James Gray signe donc une réussite, l'un des films les plus intéressants de ce premier trimestre de 2017. Et dans cette ode à l'aventure, dans ce pamphlet contre l'universalisme, le doux message familier ne saurait ne pas pointer le bout de son nez, surtout pour un personnage comme celui de Percy Fawcett tiraillé entre sa famille qu'il voit si peu et son désir d'exploration et de gloire, car au début c'est bien sa gloire qui le pousse à partir loin et c'est cette même gloire qui, même si elle se dissipe, continuera à le guider.
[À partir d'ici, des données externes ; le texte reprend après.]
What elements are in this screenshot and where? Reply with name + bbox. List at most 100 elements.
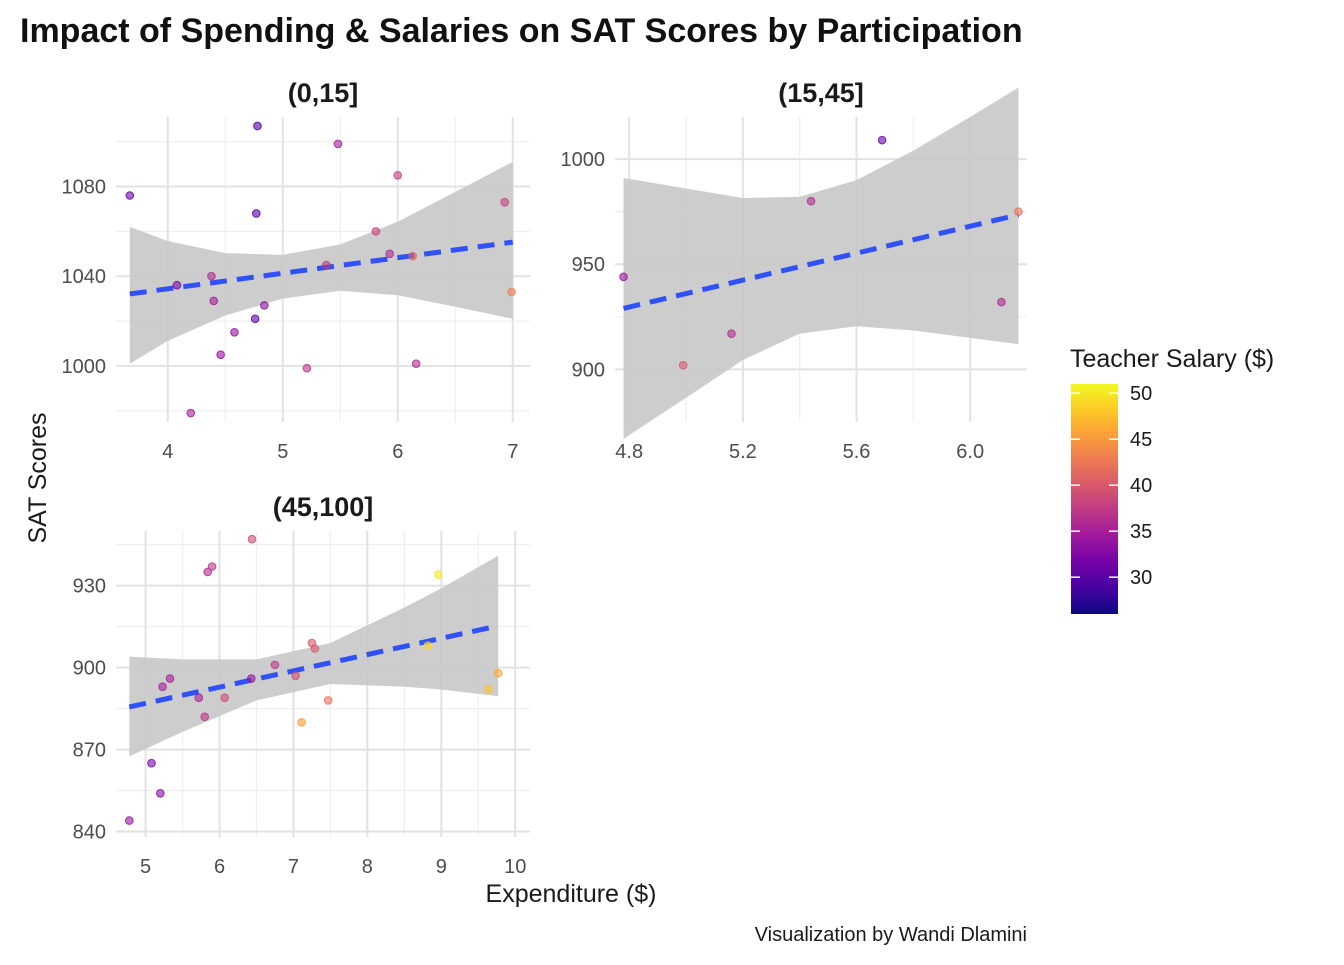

Le héros détermine ses propres actes dans The Lost City of Z et c'est assez paradoxal car il voit en cette cité perdue une destinée qu'il doit suivre mais c'est lui qui a le dernier mot sur ses actions. Et tout au long du film, l'absence du père est ce déterminisme causé par l'existentialisme des explorations, dont la première n'est pourtant pas choisie par le protagoniste lui-même, tout comme la guerre est un fatalisme qui s'abat sur lui. The Lost City of Z est-il donc réellement qu'un simple destin qui soit tombé sur un homme ou bien la récompense de l'acharnement de cet homme pour atteindre son but ultime ? La question se posera sans doute encore dans de nombreuses années, années qui continueront d'alimenter le mythe autour de cet incroyable explorateur que fut Percy Fawcett.